The soccer ball takes off the instep of one of the boy’s foot like a rocket. It is an old beat up ball with threads coming undone from caroming over these rough paving blocks. It is dirty and knocked out of shape. You can hear it cry when it is kicked. Still, it is good practice for these two future players on the Uruguay National team who will one day be lining up for a foul kick and remember what they practiced when they were so little.
Whether it is a soccer ball or a football, the dreams of little boys are not different.
Competition is important, team play is important, winning is important, friends are important.
There aren’t many bargains for the traveler but one is sightseeing buses you find in large South American cities.
These double deck buses run routes through the city like a regular bus but they stop at multiple tourist destinations where you can exit and sight see, then catch the bus home on its next return.
This big pink bus is parked a half block from my front door and with ticket in hand I follow a bunch of school kids aboard. To the very top deck most of us go and put on headphones that let us listen to guided commentary in our home language.
The kid’s teacher is a short slender young woman wearing sunglasses and a ball cap, a scarf thrown around her neck, pink tennis shoes and a large carry all bag. She has had to monitor her brood the entire ride, especially the boys. There are always high maintenance students.
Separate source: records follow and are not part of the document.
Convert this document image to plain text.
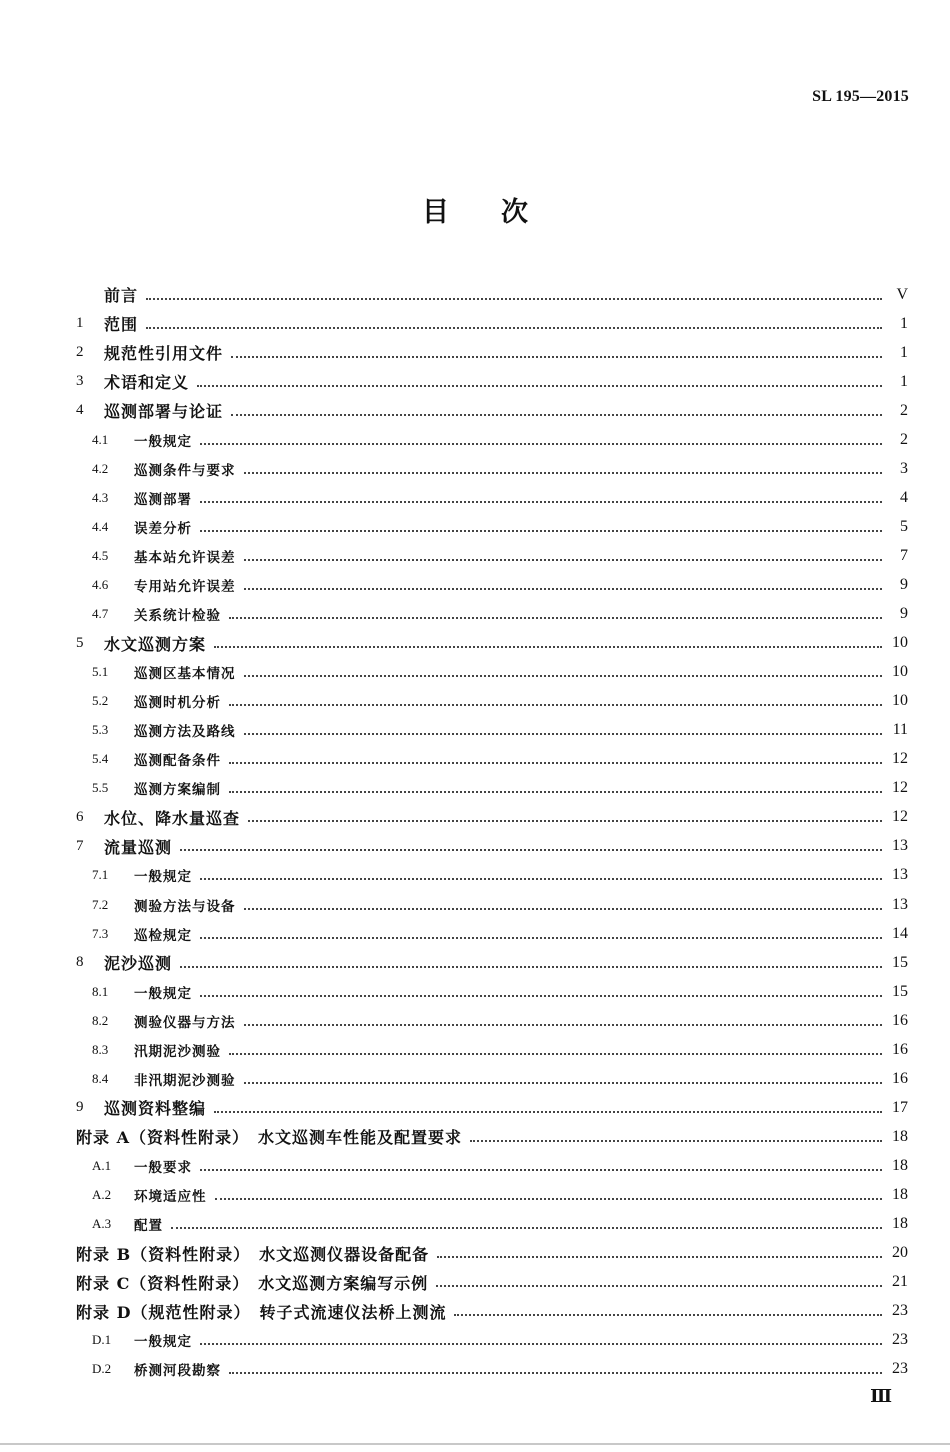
SL 195—2015
目 次
前言	V
1	范围	1
2	规范性引用文件	1
3	术语和定义	1
4	巡测部署与论证	2
4.1	一般规定	2
4.2	巡测条件与要求	3
4.3	巡测部署	4
4.4	误差分析	5
4.5	基本站允许误差	7
4.6	专用站允许误差	9
4.7	关系统计检验	9
5	水文巡测方案	10
5.1	巡测区基本情况	10
5.2	巡测时机分析	10
5.3	巡测方法及路线	11
5.4	巡测配备条件	12
5.5	巡测方案编制	12
6	水位、降水量巡查	12
7	流量巡测	13
7.1	一般规定	13
7.2	测验方法与设备	13
7.3	巡检规定	14
8	泥沙巡测	15
8.1	一般规定	15
8.2	测验仪器与方法	16
8.3	汛期泥沙测验	16
8.4	非汛期泥沙测验	16
9	巡测资料整编	17
附录 A（资料性附录）　水文巡测车性能及配置要求	18
A.1	一般要求	18
A.2	环境适应性	18
A.3	配置	18
附录 B（资料性附录）　水文巡测仪器设备配备	20
附录 C（资料性附录）　水文巡测方案编写示例	21
附录 D（规范性附录）　转子式流速仪法桥上测流	23
D.1	一般规定	23
D.2	桥测河段勘察	23
Ⅲ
Without them, a teacher’s job would be a walk in the park.
This sightseeing bus is like riding on the broad back of an elephant as natives scamper out of your way, as clouds drift above like laundry caught by the wind.
The kid’s class photo, taken after touring, is cute, and, for some of these kids, this outing will be remembered fondly at school reunions where previous winners look like losers and losers have morphed into knockouts.
This twenty dollar scouting ride gives me hope that Montevideo will be a smooth, exciting, stimulating, enlightening city worth visiting.
Tomorrow I ride this same pink bus to Punta Carrera, the National Museo of Futball and the Botanical Gardens.
We all like bargains.
Next to the farmacia is a door that leads to an upstairs apartment that leads to a family that leads to a mom and dad that leads to a warm place for kids to grow up. When you look at a street of closed doors, faded or chipped or cobbled together, one never knows what is behind them. It is hard to guess what this schoolboy will see when the door to his home opens and he walks into his family bosom.
Kids don’t ask for a lot but they need a home, kind words and behaviors towards them, security, love, and a sense of belonging. These youngsters are brothers and sisters and they are, this afternoon, busy turning back into kids after school has spent all day trying to civilize them.
This afternoon this little boy knocks, peeps into a little slot where mail is dropped, yells out if anyone can open the door and let him inside?
He is excited and ready to dump his school stuff on his bed, then go out into the streets to play soccer with friends.
School isn’t for little boys anymore, but they still have to go.